I'll link it here. It is a full readout.
Still much shorter than the deck, but
you get a sense of what she did. You can
check out all of those charts. I chose
not to scroll through it because
whenever I do that, I never get views on
those videos. So, you guys seem to like
my face, which is kind of weird, but
here we are. And you can also see my
take on the deck. And you can see a
little bit more about the taker on the
internet. I include sort of perspectives
from Axios, perspectives from other
places where Mary has given interviews.
Uh, and we sort of get an overall
picture of this deck.

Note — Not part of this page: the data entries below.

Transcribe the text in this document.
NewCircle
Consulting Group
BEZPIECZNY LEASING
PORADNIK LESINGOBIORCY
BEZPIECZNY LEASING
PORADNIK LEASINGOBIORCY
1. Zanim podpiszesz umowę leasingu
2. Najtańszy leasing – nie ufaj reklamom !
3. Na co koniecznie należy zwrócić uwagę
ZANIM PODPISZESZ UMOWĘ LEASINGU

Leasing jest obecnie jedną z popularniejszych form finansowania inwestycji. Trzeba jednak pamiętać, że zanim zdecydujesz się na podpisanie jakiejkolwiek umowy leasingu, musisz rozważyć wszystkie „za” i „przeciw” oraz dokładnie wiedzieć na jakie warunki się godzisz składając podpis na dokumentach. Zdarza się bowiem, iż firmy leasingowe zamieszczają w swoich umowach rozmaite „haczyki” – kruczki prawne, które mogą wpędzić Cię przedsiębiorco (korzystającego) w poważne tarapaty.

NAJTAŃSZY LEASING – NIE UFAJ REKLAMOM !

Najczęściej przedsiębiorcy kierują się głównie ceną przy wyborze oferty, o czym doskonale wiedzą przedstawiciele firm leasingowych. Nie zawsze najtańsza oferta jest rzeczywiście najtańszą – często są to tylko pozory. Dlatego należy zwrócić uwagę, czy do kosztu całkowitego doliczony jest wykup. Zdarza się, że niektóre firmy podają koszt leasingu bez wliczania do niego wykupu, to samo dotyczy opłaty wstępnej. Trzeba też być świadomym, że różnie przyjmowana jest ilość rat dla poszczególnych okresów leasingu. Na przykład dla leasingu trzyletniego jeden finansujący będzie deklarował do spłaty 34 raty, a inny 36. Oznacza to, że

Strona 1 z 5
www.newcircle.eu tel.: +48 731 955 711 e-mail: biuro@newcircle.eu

Is it worth it?
Yes. This is probably the deck that will
be most influential to how capital
allocators, VCs, investors think about
AI for the rest of this year. It is
absolutely worth this degree of
attention. And if you're not an
investor, it's worth it to you because
this shapes how the investors who drive
companies, drive job
creation are going to be thinking about
this stuff. And that affects all of us.
Whether the job opens up or not is the
function of whether the startup funding
is there. And if the startup funding is
there, it might be because Mary Mer made
a recommendation in this deck very
bluntly. And so I want to make sure
everybody is aware of this. I've made
this completely free so that everybody
can dive in and look at it. Uh, and I've
obviously linked to the deck so that you
can sort of see the full thing if you
want to. And that's where I'll leave it.
It was a lot of fun for me to go through
all 340 pages of the deck. I know it's
not fun for everybody, but I'm a nerd
like that. Hope you enjoy this summer.